Nonfederal hospitals' costs have hovered around $35 billion to $40 billion since 2018, and in 2023, overall prescription drug spending is expected to be about $38 billion, or a 1 percent to 3 percent increase from the prior year.
This increase is moderate compared to the previous year's change; in 2021, hospital drug spending grew 8.4 percent from 2020.
Eric Tichy, PharmD, the study's author and division chair of pharmacy supply chain at Mayo Clinic in Rochester, Minn., told Becker's the COVID-19 pandemic — and its drugs — complicated hospital pharmacy budgets.
For example, remdesivir, which Gilead Sciences sells with the brand name Veklury, was the first approved COVID-19 therapy in 2020. In 2021, Gilead reported $5.6 billion in earnings from that one product as nonfederal hospitals spent $3.1 billion on buying and using the drug. The next year, utilization of the drug fell as the pandemic waned and hospital expenditures on it decreased 58.1 percent
In 2022, remdesivir was still hospitals' priciest pharmaceutical expense, accounting for $1.31 billion, according to the study, which the American Journal of Health-System Pharmacy published April 24.

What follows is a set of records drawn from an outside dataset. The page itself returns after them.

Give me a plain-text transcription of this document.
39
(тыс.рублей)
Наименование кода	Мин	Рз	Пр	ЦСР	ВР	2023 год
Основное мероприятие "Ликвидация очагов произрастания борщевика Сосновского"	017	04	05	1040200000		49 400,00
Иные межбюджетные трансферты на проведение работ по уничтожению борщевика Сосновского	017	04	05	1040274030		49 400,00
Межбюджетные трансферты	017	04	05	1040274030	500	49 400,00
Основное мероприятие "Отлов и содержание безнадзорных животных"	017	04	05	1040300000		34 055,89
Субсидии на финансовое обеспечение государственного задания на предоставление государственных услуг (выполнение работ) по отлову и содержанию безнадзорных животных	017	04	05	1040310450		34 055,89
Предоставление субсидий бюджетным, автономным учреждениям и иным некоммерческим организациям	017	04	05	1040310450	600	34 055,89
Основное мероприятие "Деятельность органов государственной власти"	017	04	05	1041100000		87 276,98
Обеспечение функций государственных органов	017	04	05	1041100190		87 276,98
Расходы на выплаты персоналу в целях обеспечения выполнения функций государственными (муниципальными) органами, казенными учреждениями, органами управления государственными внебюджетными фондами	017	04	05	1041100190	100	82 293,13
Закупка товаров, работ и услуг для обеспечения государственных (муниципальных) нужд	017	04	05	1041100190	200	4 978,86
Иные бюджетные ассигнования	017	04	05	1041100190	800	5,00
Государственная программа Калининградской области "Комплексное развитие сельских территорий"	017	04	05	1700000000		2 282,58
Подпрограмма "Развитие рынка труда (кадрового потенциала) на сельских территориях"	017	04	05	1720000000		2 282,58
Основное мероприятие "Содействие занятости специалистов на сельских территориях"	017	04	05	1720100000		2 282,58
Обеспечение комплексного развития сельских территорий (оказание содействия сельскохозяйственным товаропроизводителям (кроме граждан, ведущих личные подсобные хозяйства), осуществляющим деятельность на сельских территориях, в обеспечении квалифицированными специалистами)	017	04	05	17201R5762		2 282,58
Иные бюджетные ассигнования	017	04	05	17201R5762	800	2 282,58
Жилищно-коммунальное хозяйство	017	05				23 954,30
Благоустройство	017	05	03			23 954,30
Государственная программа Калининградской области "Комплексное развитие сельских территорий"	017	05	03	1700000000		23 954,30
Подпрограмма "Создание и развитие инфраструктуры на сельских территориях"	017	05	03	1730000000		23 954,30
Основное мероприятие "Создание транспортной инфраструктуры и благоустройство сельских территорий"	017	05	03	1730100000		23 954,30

The list price of remdesivir stayed the same as hospitals' needs for it fell, leading to its 58 percent drop. The dramatic decrease in its utilization was not predicted before 2022, which muddled plans for pharmaceutical budgets.
"In hospitals and most businesses, we like to have stable financials. [The pandemic] has made it very difficult to predict and provide financial forecasts," Dr. Tichy told Becker's.